Schritt 4: Training und maschinelles Lernen
Die Herausforderung für einen Virtuellen Agenten haben wir ja schon beschrieben: Er muss dem Variantenreichtum von Anruferinnen und Anrufern ebenso gerecht werden, wie der Varianz in der sprachlichen Herleitung von Buchstaben und Ziffern, über die sich die Kundinnen und Kunden bei der Autowerkstatt identifizieren – etwa in Form einer Kundennummer oder eines Autokennzeichens. Das muss trainiert werden, denn von Haus aus kommt der Virtuelle Agent nur mit einem Teil seiner sprachlichen Fähigkeiten – dem, der sich standardisiert implementieren lässt. Aber was, wenn eine Anruferin oder ein Anrufer den Virtuellen Agenten mit individuellen Buchstabierlösungen konfrontiert „G wie Geld“ oder „R wie Regensburg“ zum Beispiel. Das muss nicht direkt klappen, aber die gute Nachricht ist: das kann ein Virtueller Agent lernen – in diesem Fall über eigene Post-Processing-Module in Kombination mit Azure LUIS.

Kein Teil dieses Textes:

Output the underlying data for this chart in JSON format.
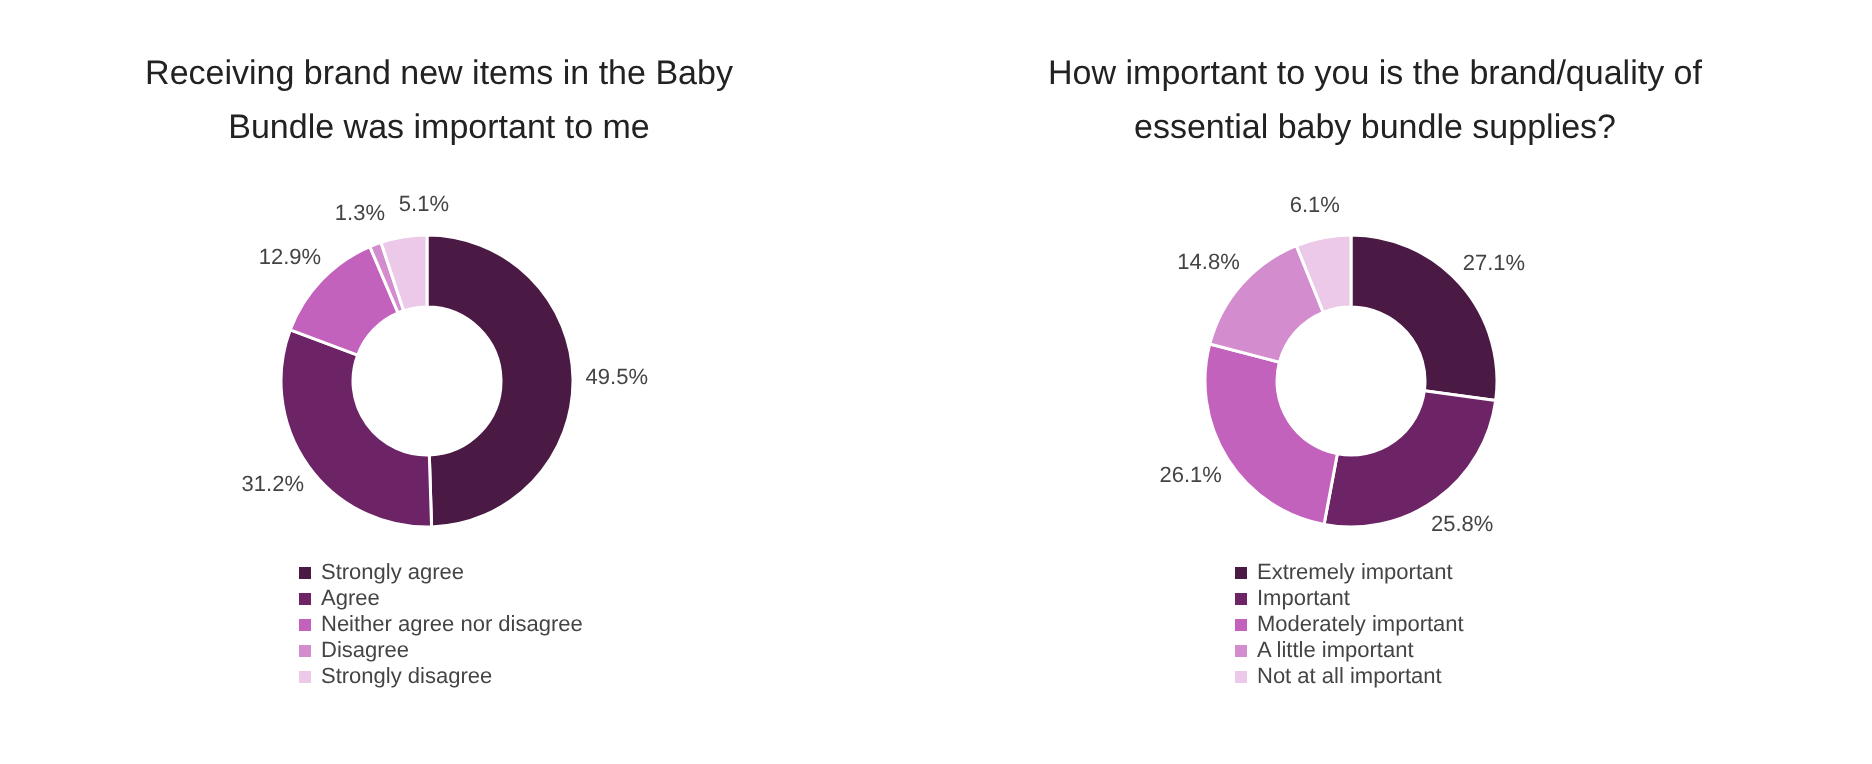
{
  "chart_data": [
    {
      "type": "donut",
      "title": "Receiving brand new items in the Baby Bundle was important to me",
      "categories": [
        "Strongly agree",
        "Agree",
        "Neither agree nor disagree",
        "Disagree",
        "Strongly disagree"
      ],
      "values": [
        49.5,
        31.2,
        12.9,
        1.3,
        5.1
      ],
      "value_labels": [
        "49.5%",
        "31.2%",
        "12.9%",
        "1.3%",
        "5.1%"
      ],
      "colors": [
        "#4a1a45",
        "#6d2466",
        "#c262bd",
        "#d38ccd",
        "#ecc9e8"
      ],
      "legend": "bottom"
    },
    {
      "type": "donut",
      "title": "How important to you is the brand/quality of essential baby bundle supplies?",
      "categories": [
        "Extremely important",
        "Important",
        "Moderately important",
        "A little important",
        "Not at all important"
      ],
      "values": [
        27.1,
        25.8,
        26.1,
        14.8,
        6.1
      ],
      "value_labels": [
        "27.1%",
        "25.8%",
        "26.1%",
        "14.8%",
        "6.1%"
      ],
      "colors": [
        "#4a1a45",
        "#6d2466",
        "#c262bd",
        "#d38ccd",
        "#ecc9e8"
      ],
      "legend": "bottom"
    }
  ]
}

Schritt 5: Feldtests mit virtuellen Agenten
Die Implementierung eines ausreichend trainierten und in eine bestehende Service-Umgebung eingebetteten Virtuellen Agenten ist eine Sache von rund acht Wochen. Danach geht es mit einem ersten Feldtest weiter, bei dem der Virtuelle Agent unter Echtbedingungen auf Herz und Nieren geprüft wird: Erkennt und verarbeitet er alle notwendigen Informationen für eine Statusabfrage? Verbindet der virtuelle Agent die Anruferinnen und Anrufer richtig weiter oder bietet er direkt eine passende Lösung an, zum Beispiel einen Termin für den Reifenwechsel? Liest der Bot nach Auftragsannahme den Auftrag für die Kundeninnen und Kunden noch einmal per Text-to-Speech verständlich vor? Wie reagiert der virtuelle Agent auf technische Verzögerungen: Führt er einen weiteren Dialog oder gibt er an einen menschlichen Gesprächspartner ab? Diese Weiterleitung ist immer dann notwendig, wenn der Kundenwunsch zu spezifisch ist, als dass der virtuelle Agent ihn bedienen könnte. All diese Aufgaben werden im Feldtest abgefragt, bevor das System produktiv gehen kann.
Schritt 6: KI im Einsatz
Schon 2018 hat eine Studie von Unymira angedeutet, dass Themen wie Sprachsteuerung, Chatbots und künstliche Intelligenz eine entscheidende Rolle im Kundenservice spielen werden. Heute zeigt sich, dass die Analysten Recht behalten haben. Der Azure Bot Service funktioniert bereits im Kundeneinsatz und belohnt diesen Einsatz aus Sicht der Kunden mit weniger Wartezeit, einer 24/7-Verfügbarkeit und – aus Sicht der Unternehmen – einer deutlichen Reduktion der Kosten. Dabei ist das System offen und lernfähig genug, um auch für andere Aufgaben eingesetzt werden zu können, die Unternehmen dabei helfen, kundenzentrierter und serviceorientierter zu werden. Und es ist flexibel genug, um im Laufe seiner Dienstzeit auch für neue Aufgaben herangezogen zu werden – zum Beispiel für das manuelle Handling von Daten beim E-Mail Management.